Once I moved to shooting rangefinders I found having a second body indispensable for working. Back in Iraq I carried two Leica M bodies, One an M2 with rapidwinder, the other an M4 with MR4 meter. Usually they both had the same speed black & white film though occasionally, one had color slide film instead. M2 had a 28mm mounted for the whole deployment, M4 had a 50mm DR Summicron or 90 Elmar.

That method of shooting got me spoiled and I always want to have two bodies available with different speed lenses if I'm working.

Now that digital has arrived, I used an M8 and an M9 together and they fit perfectly. Wide on the M9, 50mm or longer on the M8. I've since gotten rid of the M8 and now going between an older film M and the M9 can be just a bit weird since the shutter speed dial on the M9 goes the "wrong" way.

I do still use two film bodies when I'm not shooting digital. I have the war horse M4 that went with me to the sandbox and a highly modified Leica M4-P that is the absolute smoothest camera I've ever used (thanks to Youxin Ye.)

Phil Forrest
 
Thanks to all of you for the insights. I realize now that I should have posted this in the "RF gen. disc." section, as I got a lot of responses from SLR users.
But no matter, I've decided for a different camera as a second body (got a terrific offer on a used R4A with one year warranty). And I've always wanted to shoot my 21 without external finder...
So, I'll see how it goes with different film in the different cameras...
 
Two different bodies that compliment each other. It's not hard to get used to using two bodies at all, and you can benefit greatly from having separate strengths. For instance I had my 5d and an x100 - complete opposites. Perfect match.
 
I see the answer being dependent on your subject matter.

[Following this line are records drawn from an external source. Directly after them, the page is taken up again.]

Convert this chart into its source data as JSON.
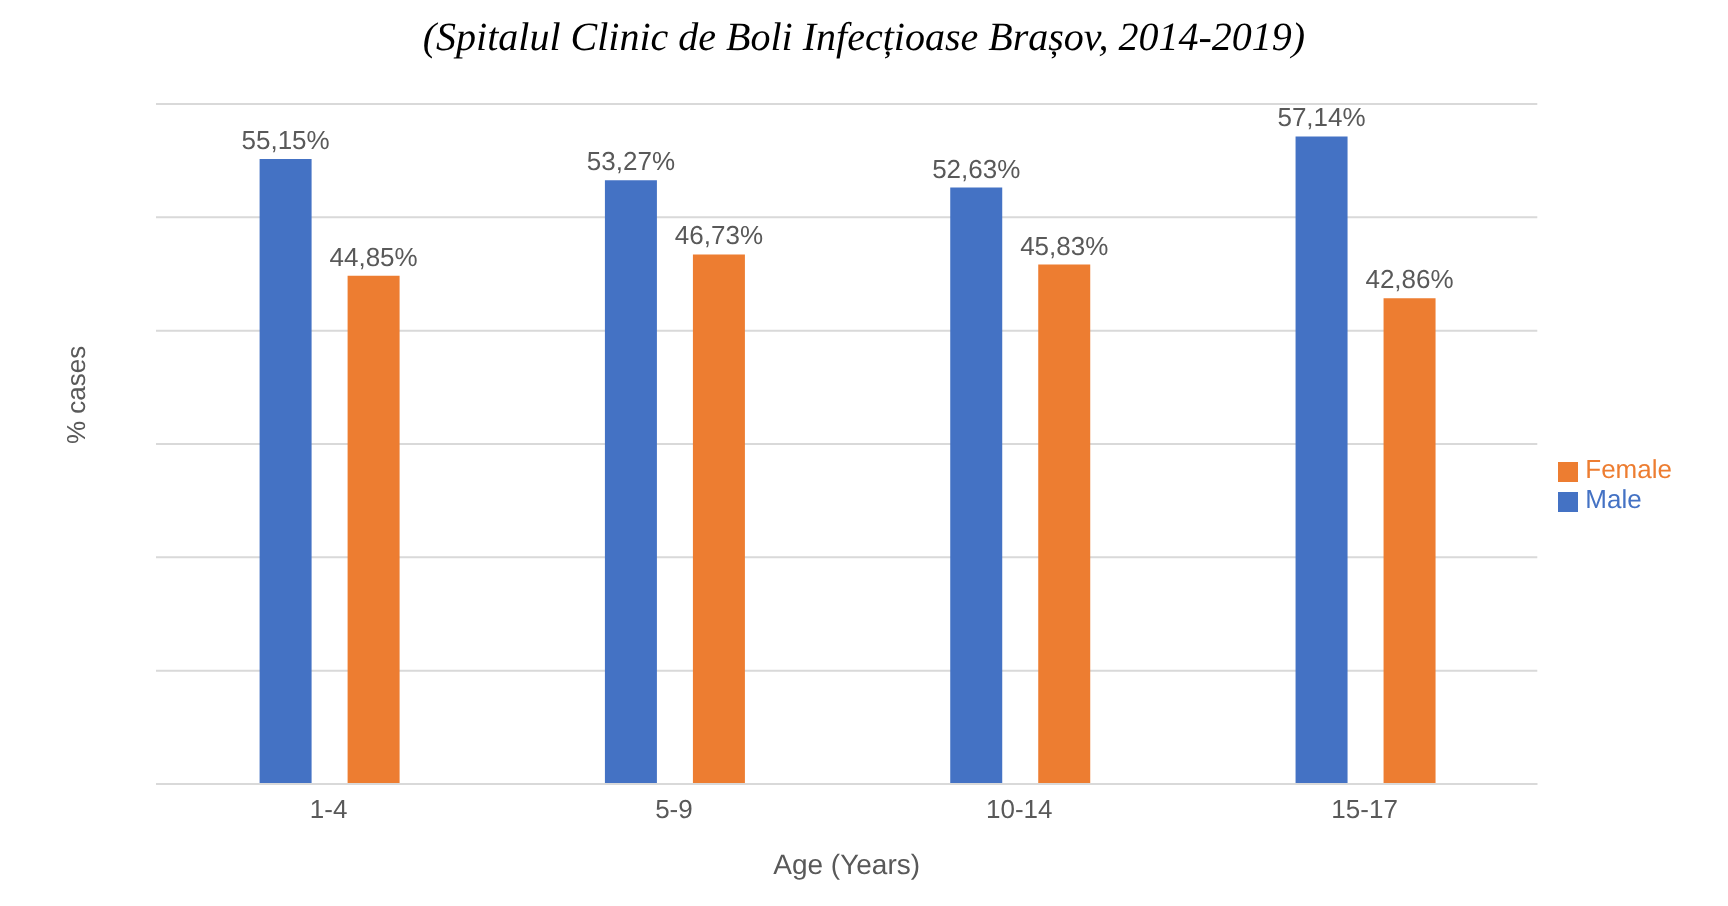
{
  "chart_data": {
    "type": "bar",
    "title": "(Spitalul Clinic de Boli Infecțioase Brașov, 2014-2019)",
    "xlabel": "Age (Years)",
    "ylabel": "% cases",
    "categories": [
      "1-4",
      "5-9",
      "10-14",
      "15-17"
    ],
    "series": [
      {
        "name": "Male",
        "color": "#4472c4",
        "values": [
          55.15,
          53.27,
          52.63,
          57.14
        ],
        "value_labels": [
          "55,15%",
          "53,27%",
          "52,63%",
          "57,14%"
        ]
      },
      {
        "name": "Female",
        "color": "#ed7d31",
        "values": [
          44.85,
          46.73,
          45.83,
          42.86
        ],
        "value_labels": [
          "44,85%",
          "46,73%",
          "45,83%",
          "42,86%"
        ]
      }
    ],
    "ylim": [
      0,
      60
    ],
    "yticks": [
      {
        "value": 0,
        "label": null
      },
      {
        "value": 10,
        "label": null
      },
      {
        "value": 20,
        "label": null
      },
      {
        "value": 30,
        "label": null
      },
      {
        "value": 40,
        "label": null
      },
      {
        "value": 50,
        "label": null
      },
      {
        "value": 60,
        "label": null
      }
    ],
    "grid": "y",
    "legend": "right",
    "tick_labels": "x"
  }
}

If you photograph things where you have time to contemplate and analyze, maybe swap lenses, then different camera bodies with different attributes work well. But if you must photograph spontaneously, such as people, you would want to eliminate as many variables as possible. Then you want everything identical so your actions will be reflexive.

My personal style gives me time to think only click the shutter or not. So I need everything the same. I am the extreme and always shoot one film, one lens so I never have to use my limited mental facilities deciding which of anything. So I have two identical bodies except for finish (silver / black) with one being a backup.
 
I see the answer being dependent on your subject matter. If you photograph things where you have time to contemplate and analyze, maybe swap lenses, then different camera bodies with different attributes work well. But if you must photograph spontaneously, such as people, you would want to eliminate as many variables as possible. Then you want everything identical so your actions will be reflexive.

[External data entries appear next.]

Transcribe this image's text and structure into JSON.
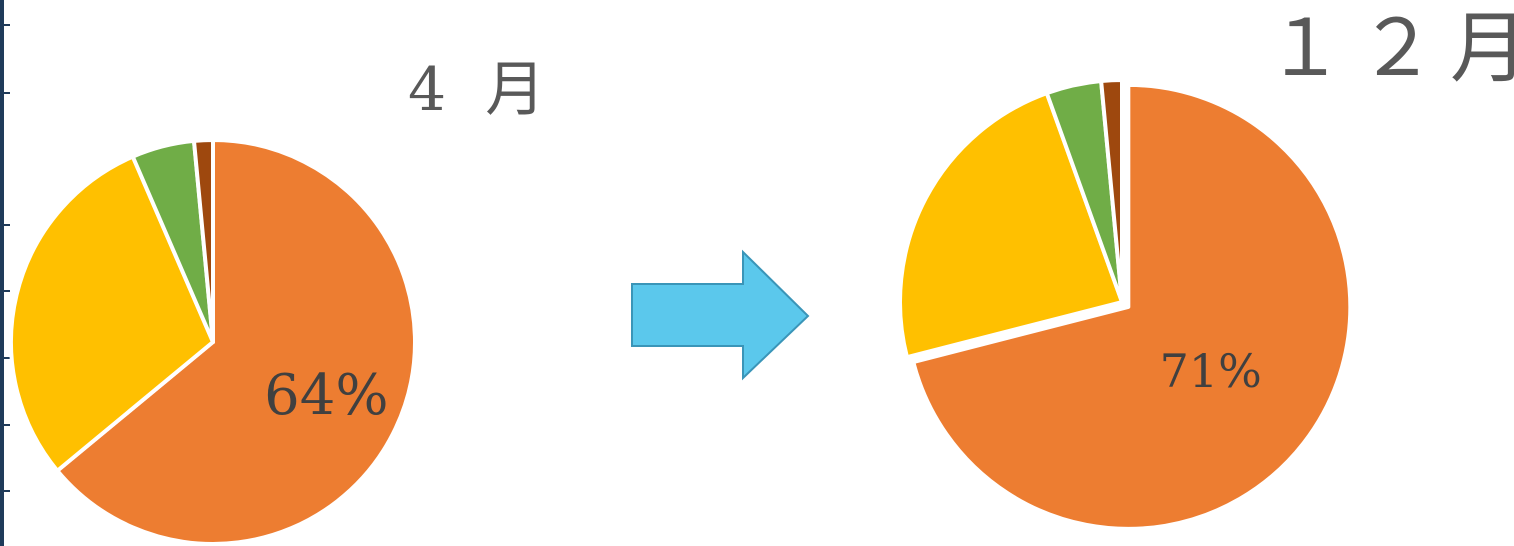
{
  "chart_data": [
    {
      "type": "pie",
      "title": "4 月",
      "slices": [
        {
          "value": 64,
          "color": "#ED7D31",
          "label": "64%"
        },
        {
          "value": 29.5,
          "color": "#FFC000"
        },
        {
          "value": 5,
          "color": "#70AD47"
        },
        {
          "value": 1.5,
          "color": "#9E480E"
        }
      ],
      "start_angle": 0,
      "direction": "clockwise"
    },
    {
      "type": "pie",
      "title": "１２月",
      "slices": [
        {
          "value": 71,
          "color": "#ED7D31",
          "label": "71%"
        },
        {
          "value": 23.5,
          "color": "#FFC000"
        },
        {
          "value": 4,
          "color": "#70AD47"
        },
        {
          "value": 1.5,
          "color": "#9E480E"
        }
      ],
      "start_angle": 0,
      "direction": "clockwise"
    }
  ],
  "arrow": {
    "direction": "right",
    "color": "#5BC8EC",
    "stroke": "#3A95B8"
  },
  "frame_color": "#1f3b5a"
}
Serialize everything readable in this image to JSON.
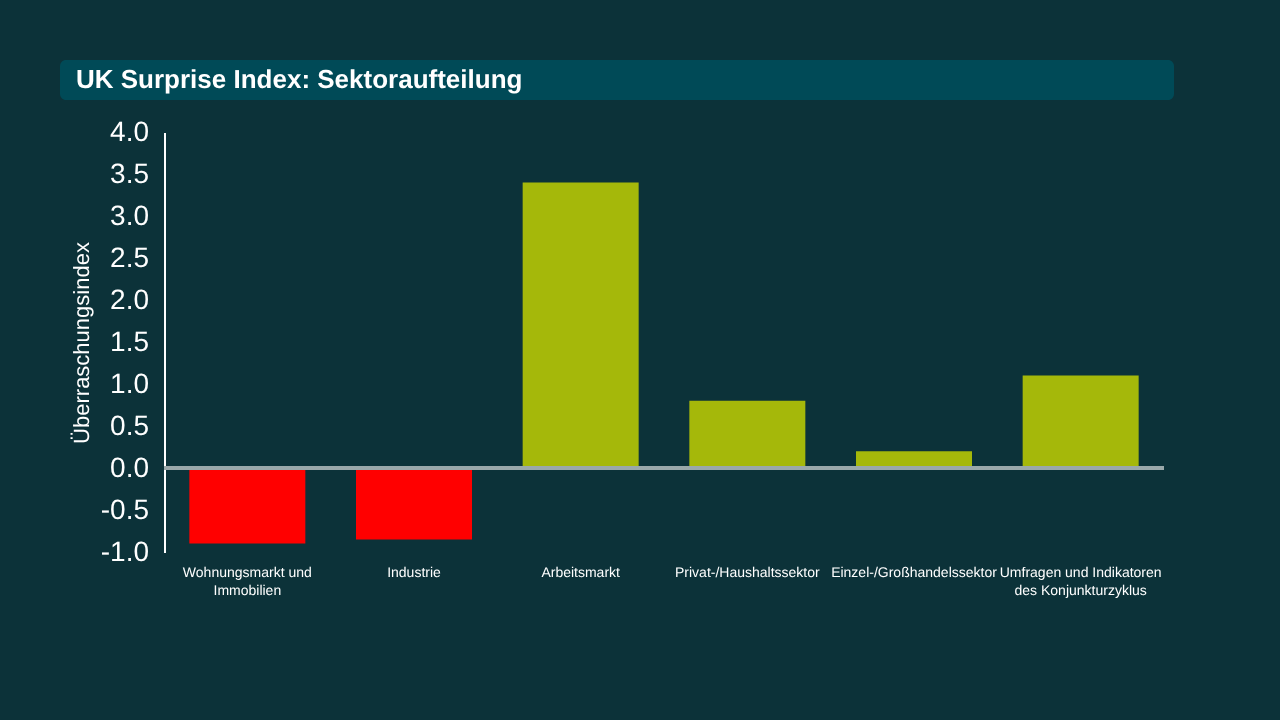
{
  "chart_data": {
    "type": "bar",
    "title": "UK Surprise Index: Sektoraufteilung",
    "ylabel": "Überraschungsindex",
    "categories": [
      "Wohnungsmarkt und Immobilien",
      "Industrie",
      "Arbeitsmarkt",
      "Privat-/Haushaltssektor",
      "Einzel-/Großhandelssektor",
      "Umfragen und Indikatoren des Konjunkturzyklus"
    ],
    "values": [
      -0.9,
      -0.85,
      3.4,
      0.8,
      0.2,
      1.1
    ],
    "colors": [
      "#ff0000",
      "#ff0000",
      "#a5b80a",
      "#a5b80a",
      "#a5b80a",
      "#a5b80a"
    ],
    "ylim": [
      -1.0,
      4.0
    ],
    "yticks": [
      {
        "value": -1,
        "label": "-1.0"
      },
      {
        "value": -0.5,
        "label": "-0.5"
      },
      {
        "value": 0,
        "label": "0.0"
      },
      {
        "value": 0.5,
        "label": "0.5"
      },
      {
        "value": 1,
        "label": "1.0"
      },
      {
        "value": 1.5,
        "label": "1.5"
      },
      {
        "value": 2,
        "label": "2.0"
      },
      {
        "value": 2.5,
        "label": "2.5"
      },
      {
        "value": 3,
        "label": "3.0"
      },
      {
        "value": 3.5,
        "label": "3.5"
      },
      {
        "value": 4,
        "label": "4.0"
      }
    ]
  }
}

My personal style gives me time to think only click the shutter or not. So I need everything the same. I am the extreme and always shoot one film, one lens so I never have to use my limited mental facilities deciding which of anything. So I have two identical bodies except for finish (silver / black) with one being a backup.

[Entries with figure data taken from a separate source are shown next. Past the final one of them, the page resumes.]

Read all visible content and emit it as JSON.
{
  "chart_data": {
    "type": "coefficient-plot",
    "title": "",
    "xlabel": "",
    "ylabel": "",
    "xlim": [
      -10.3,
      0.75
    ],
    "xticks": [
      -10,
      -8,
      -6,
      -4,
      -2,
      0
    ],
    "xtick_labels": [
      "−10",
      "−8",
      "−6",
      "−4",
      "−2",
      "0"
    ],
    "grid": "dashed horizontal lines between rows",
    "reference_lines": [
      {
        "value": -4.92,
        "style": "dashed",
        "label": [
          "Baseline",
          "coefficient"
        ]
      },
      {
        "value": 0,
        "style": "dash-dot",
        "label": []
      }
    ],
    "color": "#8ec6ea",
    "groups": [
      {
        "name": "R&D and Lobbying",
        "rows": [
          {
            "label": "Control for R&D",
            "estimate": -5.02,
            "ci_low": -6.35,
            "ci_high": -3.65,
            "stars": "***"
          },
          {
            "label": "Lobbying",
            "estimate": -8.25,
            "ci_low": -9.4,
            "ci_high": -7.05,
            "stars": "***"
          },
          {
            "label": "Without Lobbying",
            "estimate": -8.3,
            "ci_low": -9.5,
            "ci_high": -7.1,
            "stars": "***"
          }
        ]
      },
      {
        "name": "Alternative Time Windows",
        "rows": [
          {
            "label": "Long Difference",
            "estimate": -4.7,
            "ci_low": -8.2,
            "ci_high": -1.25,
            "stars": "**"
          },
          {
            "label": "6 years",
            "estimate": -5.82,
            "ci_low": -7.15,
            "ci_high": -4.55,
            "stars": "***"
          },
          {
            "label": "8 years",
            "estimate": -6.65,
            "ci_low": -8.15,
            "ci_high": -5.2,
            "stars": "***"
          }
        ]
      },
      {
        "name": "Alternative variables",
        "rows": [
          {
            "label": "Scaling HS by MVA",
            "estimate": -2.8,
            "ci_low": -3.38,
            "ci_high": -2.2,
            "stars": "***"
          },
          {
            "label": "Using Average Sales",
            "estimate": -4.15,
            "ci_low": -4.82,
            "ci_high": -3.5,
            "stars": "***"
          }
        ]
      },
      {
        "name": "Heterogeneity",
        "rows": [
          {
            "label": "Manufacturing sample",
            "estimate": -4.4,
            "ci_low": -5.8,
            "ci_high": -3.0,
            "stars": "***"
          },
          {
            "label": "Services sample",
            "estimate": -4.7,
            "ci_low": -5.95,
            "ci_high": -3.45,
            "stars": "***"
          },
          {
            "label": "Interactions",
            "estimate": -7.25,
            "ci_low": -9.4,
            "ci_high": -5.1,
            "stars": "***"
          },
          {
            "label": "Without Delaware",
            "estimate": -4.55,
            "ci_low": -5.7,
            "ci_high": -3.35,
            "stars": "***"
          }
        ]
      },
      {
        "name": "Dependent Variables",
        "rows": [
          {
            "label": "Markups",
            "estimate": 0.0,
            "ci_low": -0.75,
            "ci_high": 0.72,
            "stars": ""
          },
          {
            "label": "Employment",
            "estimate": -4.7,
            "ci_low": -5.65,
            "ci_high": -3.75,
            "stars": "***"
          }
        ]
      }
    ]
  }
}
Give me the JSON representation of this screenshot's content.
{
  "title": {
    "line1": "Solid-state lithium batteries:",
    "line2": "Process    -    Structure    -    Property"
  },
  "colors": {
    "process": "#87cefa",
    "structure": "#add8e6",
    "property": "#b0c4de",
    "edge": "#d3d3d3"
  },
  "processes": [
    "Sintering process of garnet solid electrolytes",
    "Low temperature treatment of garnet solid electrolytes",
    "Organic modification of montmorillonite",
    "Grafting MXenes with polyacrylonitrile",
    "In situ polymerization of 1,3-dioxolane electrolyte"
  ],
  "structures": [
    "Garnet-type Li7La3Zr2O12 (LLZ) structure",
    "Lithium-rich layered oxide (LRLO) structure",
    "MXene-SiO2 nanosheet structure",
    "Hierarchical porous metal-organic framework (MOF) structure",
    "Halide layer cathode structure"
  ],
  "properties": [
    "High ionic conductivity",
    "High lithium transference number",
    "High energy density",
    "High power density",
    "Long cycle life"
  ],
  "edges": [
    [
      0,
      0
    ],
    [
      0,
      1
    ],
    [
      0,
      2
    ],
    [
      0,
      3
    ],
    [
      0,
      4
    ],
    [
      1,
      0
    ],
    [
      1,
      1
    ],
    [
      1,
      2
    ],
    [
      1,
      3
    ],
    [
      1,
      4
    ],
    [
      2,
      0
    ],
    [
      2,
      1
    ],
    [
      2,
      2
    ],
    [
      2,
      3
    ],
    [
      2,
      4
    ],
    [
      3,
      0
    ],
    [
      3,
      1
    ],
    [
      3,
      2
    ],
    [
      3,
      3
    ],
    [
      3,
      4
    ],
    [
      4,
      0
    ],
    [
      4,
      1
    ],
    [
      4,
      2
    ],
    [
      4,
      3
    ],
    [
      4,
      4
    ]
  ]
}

Precisely describes my situation as well.:)
 
If the main reason is to avoid film-type changing then I'd certainly go for two bodies that are at least similar. When I was a regular SLR user I had a Minolta XD-11 with transparency and an XG-M with print-film. Same make, similar controls, same lens-set etc but the XD-11 had more capability and was used for more "creative" shots. The XG-M was used for "snapping".

Now I have a choice for RFs since most of mine are LTM, so I could pretty much pick any pair or more for different films.